While these shifts in ion concentration outside of brain cells had been known to occur, these changes had always been regarded as a consequence rather than one of the causes of the sleep-wake cycle, as the new study suggests.
“The fact that a simple alteration of extracellular ion composition can wake a sleeping animal up and put a wake animal to sleep is direct evidence for that this mechanism plays a key role in regulating consciousness,” said Nedergaard.
Because the ions are positively charged, as they move back and forth between CSF and brain cells, they can change the electrical activity of cells, causing them to either polarize or depolarize. When depolarization occurs in neurons, the cells become excitable, alert, and awake.
The findings may reveal how the brain is able to accomplish the task of activating billions of nerve cells quickly, simultaneously, and on a global scale when we transition from sleep to awake. It may also show how the brain is able to maintain a state of sleep or wakefulness over an extended period of time by altering the electrical potential of nerve cells.
The researchers also observed that the chemical changes impacted the volume of brain cells. Specifically, they found that nerve and support cells in the brain shrink while we sleep, creating more space for cerebral spinal fluid to flush away waste, a process that Nedergaard and her colleagues first described back in 2013.
By identifying this new control mechanism, the findings could point to new ways to regulate the sleep-wake cycle, leading to new sleep medications, and help scientists better understand prolonged losses of consciousness, such as during a coma.
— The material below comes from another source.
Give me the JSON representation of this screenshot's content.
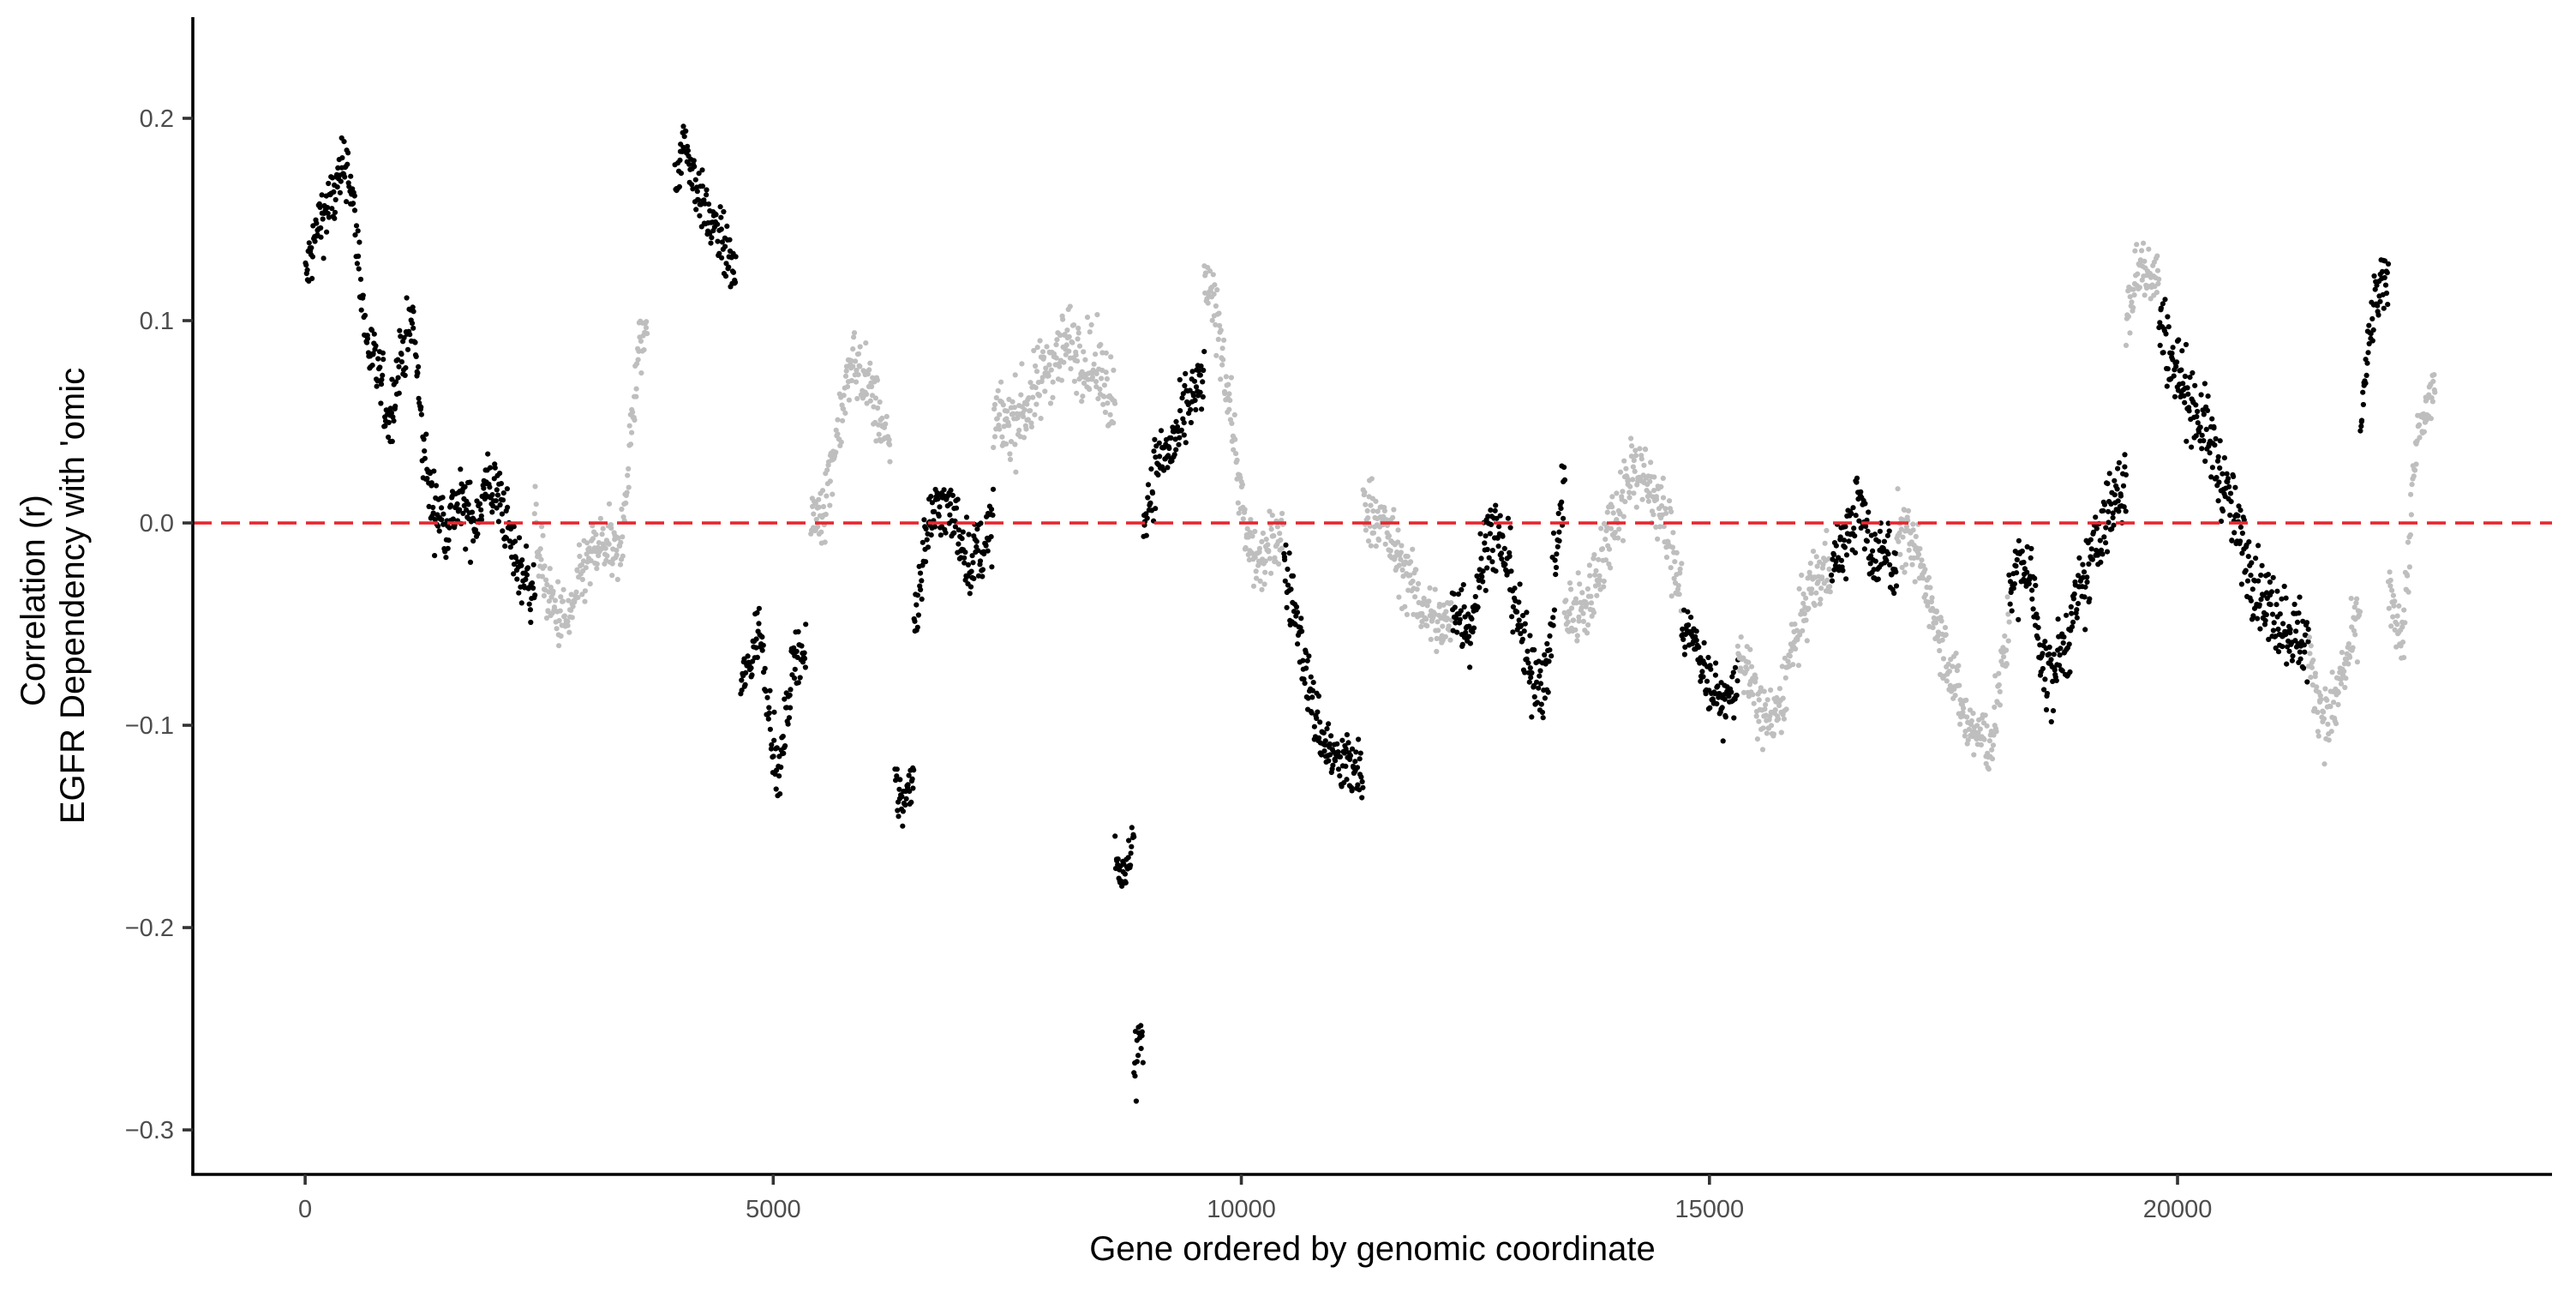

It is also speculated that changes in ion composition play a role in fatigue and impaired memory experienced during prolonged periods of wakefulness in sleep deprived individuals.
Additional authors include, Fengfei Ding, John O’Donnell, Qiwu Xu, Ning Kang, and Nanna Goldman with the University of Rochester Medical Center. Nedergaard also maintain a research center at the University of Copenhagen. The study was supported with grants from the National Institute of Neurological Disorders and Stroke and the Office of Naval Research.